The first time that I went to downtown Greensburg, Pennsylvania, I went to a tattoo parlor. I also walked up and down the city’s hilly streets, popping into any store that advertised cigarettes, and asking if they also sold Playboy magazine.
The tattoo and Playboy weren’t for me.
At that time, I attended college at Saint Vincent College in nearby Latrobe. I had never before visited downtown Greensburg for these reasons:
1.) I had no reason to go into downtown Greensburg. None. Like just about almost every other place in western PA, Greensburg suffered when the steel industry collapsed. Greensburg’s big fancy downtown department store closed. The area’s only decent mall was several miles away, on the interstate.
2.) I didn’t own a car at that time. Uber and Lyft didn’t exist. I only went places where other people offered me rides. Up until my trip to the tattoo parlor, nobody had ever offered me a ride to downtown Greensburg.
Then, this young woman who lived in my dorm named “Esme” came back from summer vacation with several new tattoos. She decided that she needed at least one more tattoo – of the Playboy Bunny, on her back.
Our mutual friend “Nina” agreed to drive Esme to a tattoo parlor in downtown Greensburg. (Esme didn’t own a car, either.) For some reason, they agreed to bring me along on the “adventure.”
So, we all set off for Greensburg.
One of the tattoo parlor employees told us that we needed to give her a picture of the Playboy Bunny if we wanted the artist to ink it on Esme’s back. Smartphones weren’t a thing that any of us owned back then. We couldn’t just Google an image of this.
So, for the next hour, Nina and I walked into stores and asked the clerks if they sold Playboy. We walked up and down – and up and down and up and down – the streets of Greensburg.
I don’t remember us actually finding a Playboy magazine to purchase.
But, we must have found one! I watched Esme get the Bunny tattooed on her back that afternoon. In my opinion, she seemed to be in much pain during the whole ordeal.
Had I been more of a STRIVER, I would have stayed at Saint Vincent and studied for whatever class I blew off that day. I would be a bigger professional and financial success today. But, here we are! I get to sit all day in my yoga pants, in my comfortable chair in Parnassus, and work from home. You get to hate-read my blog. Win, win!

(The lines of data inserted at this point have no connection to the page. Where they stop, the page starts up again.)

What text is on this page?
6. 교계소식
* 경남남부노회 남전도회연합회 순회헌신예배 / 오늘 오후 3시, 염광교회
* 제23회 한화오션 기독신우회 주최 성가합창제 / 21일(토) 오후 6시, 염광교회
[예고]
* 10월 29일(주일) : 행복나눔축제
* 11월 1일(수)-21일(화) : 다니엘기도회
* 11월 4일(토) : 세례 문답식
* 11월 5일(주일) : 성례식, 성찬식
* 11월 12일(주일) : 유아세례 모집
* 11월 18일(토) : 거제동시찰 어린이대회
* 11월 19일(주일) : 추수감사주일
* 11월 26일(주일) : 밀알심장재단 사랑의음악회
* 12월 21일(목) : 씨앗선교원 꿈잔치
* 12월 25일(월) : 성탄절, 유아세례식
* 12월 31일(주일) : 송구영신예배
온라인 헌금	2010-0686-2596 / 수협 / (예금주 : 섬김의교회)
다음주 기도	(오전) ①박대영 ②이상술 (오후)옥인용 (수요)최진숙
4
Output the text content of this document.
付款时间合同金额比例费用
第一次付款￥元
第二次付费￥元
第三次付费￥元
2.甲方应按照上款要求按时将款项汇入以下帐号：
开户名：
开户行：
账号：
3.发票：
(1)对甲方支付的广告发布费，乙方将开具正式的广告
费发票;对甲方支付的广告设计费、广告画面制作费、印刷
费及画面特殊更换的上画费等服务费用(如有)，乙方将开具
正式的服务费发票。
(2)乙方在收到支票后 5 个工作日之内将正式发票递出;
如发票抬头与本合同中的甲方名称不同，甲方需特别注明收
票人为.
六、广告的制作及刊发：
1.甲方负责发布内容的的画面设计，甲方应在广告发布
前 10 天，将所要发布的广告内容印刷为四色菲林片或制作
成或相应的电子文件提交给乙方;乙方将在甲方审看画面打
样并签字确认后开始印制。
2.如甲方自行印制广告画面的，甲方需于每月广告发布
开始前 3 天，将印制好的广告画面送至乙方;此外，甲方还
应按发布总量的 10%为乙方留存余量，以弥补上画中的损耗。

A few months after our Playboy Bunny scavenger hunt, I returned to downtown Greensburg for a handful of job interviews. I didn’t get any job offers out of this. Maybe all of the hiring managers at all of these companies would have picked me, IF ONLY I had gone to class that one day instead of visiting that tattoo parlor.
(Sidenote: Somebody that I know DID get one of those jobs for which I interviewed in Greensburg. This person left the job a few weeks later. I don’t know why this person left.)
Now, I know that Greensburg is more than just tattoo parlors and stores that sell cigarettes and possibly Playboy. And jobs that I couldn’t get.
Greensburg became the Westmoreland County seat after Seneca warriors and British Loyalists burned down Hannastown in 1785. My dad was born in Greensburg. My grandma worked for this very county for years. Later, my husband and I applied for our marriage license at the courthouse here. I saw the deed to my great-grandparents’ farm on a computer inside this same courthouse.
Now, Seton Hill College looks over downtown Greensburg from its very own bluff. My dad’s youngest sister graduated from Seton Hill. So, they must be a fine school if they convinced my fabulous aunt to spend her money and her time there.
The Westmoreland Cultural Trust poured its heart and soul into gorgeous renovations on such downtown Greensburg landmarks as the 1912 train station and the Palace Theater. Cafes face the courthouse.
Last fall, my husband Jonathan and I walked around Greensburg and took photos. I took the two that I posted here on this blog post.
A lot of people are angry and / or worried right now. I just want to bring you all some joy by showing you photos and telling you that I was weird when I was 21 years old. Some things never change.